OTTAWA (CP) -- Canada's run at adding jobs continued last month, but the 17,900 gain reported on Friday disappointed expectations of a bigger pick-up.
The modest addition, all of them in the part-time category, wasn't enough to budge the national unemployment rate from 8.2 percent.
Even more disappointing is that March saw a decline of 14,200 full-time jobs, which was counter-balanced by a 32,200-increase in part-time jobs.
The Canadian dollar, which had been trading overseas above US$1 just prior to the Statistics Canada report, dropped below parity again immediately afterwards.
Economists had been expecting 26,000 net new jobs in March after several strong employment reports earlier in the year.

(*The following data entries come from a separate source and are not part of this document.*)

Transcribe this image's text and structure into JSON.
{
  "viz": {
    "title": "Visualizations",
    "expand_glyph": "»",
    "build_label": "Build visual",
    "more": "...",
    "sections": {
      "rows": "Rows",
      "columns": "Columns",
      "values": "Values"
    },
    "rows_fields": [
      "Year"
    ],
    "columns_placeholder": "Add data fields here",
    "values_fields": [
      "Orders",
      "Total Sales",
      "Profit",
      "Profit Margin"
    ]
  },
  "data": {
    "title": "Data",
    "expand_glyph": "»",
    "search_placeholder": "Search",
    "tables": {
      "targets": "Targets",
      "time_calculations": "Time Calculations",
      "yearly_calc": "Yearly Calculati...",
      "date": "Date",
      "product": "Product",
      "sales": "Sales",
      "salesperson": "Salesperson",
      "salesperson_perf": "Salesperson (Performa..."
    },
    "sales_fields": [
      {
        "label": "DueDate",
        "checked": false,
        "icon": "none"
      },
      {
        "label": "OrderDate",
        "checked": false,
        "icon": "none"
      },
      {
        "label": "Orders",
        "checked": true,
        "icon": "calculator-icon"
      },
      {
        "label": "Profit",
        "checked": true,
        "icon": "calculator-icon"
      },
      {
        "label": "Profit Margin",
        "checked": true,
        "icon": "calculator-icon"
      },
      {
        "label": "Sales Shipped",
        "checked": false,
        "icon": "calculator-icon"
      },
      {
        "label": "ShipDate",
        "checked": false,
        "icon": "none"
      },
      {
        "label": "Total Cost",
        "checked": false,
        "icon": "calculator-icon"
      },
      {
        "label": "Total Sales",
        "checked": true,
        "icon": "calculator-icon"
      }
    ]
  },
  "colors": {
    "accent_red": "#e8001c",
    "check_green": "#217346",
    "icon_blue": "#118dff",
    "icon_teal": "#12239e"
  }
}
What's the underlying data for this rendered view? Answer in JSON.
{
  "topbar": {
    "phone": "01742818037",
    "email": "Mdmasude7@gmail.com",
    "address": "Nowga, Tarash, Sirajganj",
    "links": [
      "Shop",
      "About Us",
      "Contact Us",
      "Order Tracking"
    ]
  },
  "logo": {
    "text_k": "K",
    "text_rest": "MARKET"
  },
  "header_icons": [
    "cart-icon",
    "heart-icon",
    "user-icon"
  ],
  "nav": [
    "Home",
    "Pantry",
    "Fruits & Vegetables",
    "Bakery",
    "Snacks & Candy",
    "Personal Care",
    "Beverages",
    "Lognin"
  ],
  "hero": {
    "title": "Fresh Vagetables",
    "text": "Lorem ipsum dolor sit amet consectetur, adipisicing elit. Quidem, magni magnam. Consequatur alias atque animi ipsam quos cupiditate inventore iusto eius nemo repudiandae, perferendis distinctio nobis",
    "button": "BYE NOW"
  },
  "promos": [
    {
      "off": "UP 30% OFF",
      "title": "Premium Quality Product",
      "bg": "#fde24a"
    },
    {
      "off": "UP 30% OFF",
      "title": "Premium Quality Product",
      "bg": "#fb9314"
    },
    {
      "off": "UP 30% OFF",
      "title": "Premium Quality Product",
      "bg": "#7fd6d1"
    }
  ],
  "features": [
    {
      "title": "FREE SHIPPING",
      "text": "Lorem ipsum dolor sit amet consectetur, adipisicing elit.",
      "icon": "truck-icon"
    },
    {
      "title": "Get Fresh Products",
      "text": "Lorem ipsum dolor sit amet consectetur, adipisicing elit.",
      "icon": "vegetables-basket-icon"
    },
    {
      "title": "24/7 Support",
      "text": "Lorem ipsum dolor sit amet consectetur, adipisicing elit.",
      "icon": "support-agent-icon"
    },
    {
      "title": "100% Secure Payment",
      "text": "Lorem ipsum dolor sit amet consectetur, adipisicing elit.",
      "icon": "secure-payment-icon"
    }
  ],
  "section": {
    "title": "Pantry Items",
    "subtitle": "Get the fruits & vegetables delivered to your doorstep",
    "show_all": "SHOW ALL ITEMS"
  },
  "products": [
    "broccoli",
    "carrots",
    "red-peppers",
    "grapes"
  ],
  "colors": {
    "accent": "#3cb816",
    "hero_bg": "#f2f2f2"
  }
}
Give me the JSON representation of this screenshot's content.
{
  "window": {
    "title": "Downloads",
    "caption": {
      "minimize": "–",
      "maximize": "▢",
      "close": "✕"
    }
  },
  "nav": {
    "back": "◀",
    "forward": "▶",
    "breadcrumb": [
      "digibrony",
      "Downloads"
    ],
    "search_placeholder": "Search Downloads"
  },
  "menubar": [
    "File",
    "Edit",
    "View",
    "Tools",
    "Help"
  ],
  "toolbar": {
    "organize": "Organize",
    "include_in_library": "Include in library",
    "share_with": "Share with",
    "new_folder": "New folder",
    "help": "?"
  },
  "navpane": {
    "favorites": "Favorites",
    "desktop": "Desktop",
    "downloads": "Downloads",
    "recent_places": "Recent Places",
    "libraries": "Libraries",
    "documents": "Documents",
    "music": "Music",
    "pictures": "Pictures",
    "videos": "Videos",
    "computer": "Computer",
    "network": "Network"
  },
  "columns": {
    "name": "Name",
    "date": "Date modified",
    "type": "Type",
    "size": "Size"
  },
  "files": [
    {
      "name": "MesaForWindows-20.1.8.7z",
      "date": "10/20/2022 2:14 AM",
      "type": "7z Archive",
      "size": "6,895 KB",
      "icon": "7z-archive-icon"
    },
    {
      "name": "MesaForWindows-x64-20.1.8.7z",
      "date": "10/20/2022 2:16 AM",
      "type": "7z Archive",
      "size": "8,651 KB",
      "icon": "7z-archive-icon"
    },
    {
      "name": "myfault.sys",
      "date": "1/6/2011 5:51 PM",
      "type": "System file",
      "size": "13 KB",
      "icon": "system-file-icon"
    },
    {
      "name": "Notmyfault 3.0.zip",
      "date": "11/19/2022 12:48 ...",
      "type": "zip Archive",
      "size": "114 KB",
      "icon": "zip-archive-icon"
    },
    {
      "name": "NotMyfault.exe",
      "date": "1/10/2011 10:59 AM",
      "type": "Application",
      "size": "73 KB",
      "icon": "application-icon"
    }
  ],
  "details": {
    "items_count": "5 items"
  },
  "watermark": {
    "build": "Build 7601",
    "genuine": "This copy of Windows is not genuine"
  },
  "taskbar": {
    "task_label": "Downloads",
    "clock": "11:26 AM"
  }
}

However, BMO Capital Markets issued a note saying there were many positive aspects in the March jobs figures -- particularly in Ontario and Quebec, which added 10,300 and 6,300 jobs respectively.
"Despite the below-consensus gain, Canadian employment has risen in the first three months of 2010, the best string since late 2008, while Q1's increase of 0.4 percent is the strongest since 2008Q1 (the first quarter of 2008)," the BMO Capital report said.
"Canada's recovery continues to gain steam, and these figures should keep the Bank of Canada on track for a July start to rate hikes."
There has been widespread debate about just exactly when Canada's central bank will begin to push up its key interest rates in an effort to remove economic stimulus and prevent inflation from getting out of hand.
The Bank of Canada has said it would likely keep its policy rate at an all-time low of 0.25 percent until the end of the second quarter unless unacceptably high inflation emerged -- a potential symptom of a unsustainable economic growth.
In recent weeks, almost all of Canada's major indicators have been positive.
Earlier this week, the Paris-based Organization of Economy Co-operation and Development, predicted Canada will lead other G7 countries in the recovery with a massive 6.2 percent growth rate in the first quarter of 2010.
March's employment data did contain a sprinkling of strong news, including that the critical private sector added 42,400 jobs, and that all the net job gains were employees, rather than in the self-employment sector.
As well, Statistics Canada noted that the goods producing sector picked up 39,800 jobs during the month, with construction adding 21,000, and manufacturing and extraction also showing gains.
"Following significant losses (212,000) in manufacturing employment between October 2008 and June 2009, employment in this industry has stabilized, with March being the sixth consecutive month of little or no change," Statistics Canada stated.
Still, the manufacturing sector remains down 286,000 workers since October 2008, when the recession hit Canada's shores.
In March, most of the losses came in the services sector, with the notable exception of the 38,000 gain in the professional, scientific and technical services category. Other services, which included repair and maintenance and laundry services, were down 30,000, and losses also occurred in the business, building and other support services, and in transportation and warehousing.
Regionally, Ontario and Quebec were responsible for almost all the national increase in employment, adding 10,300 and 6,300 jobs respectively.
Scotia Capital issued a note saying the jobs report sparked a wave of Canadian dollar sales that quickly took the currency down below parity.
Bank of Montreal's currency desk said the Canadian dollar had been as high as 100.01 cents US before the Statistics Canada report. It opened about one-tenth of a cent below that, at 99.90 cents US, shortly after the report.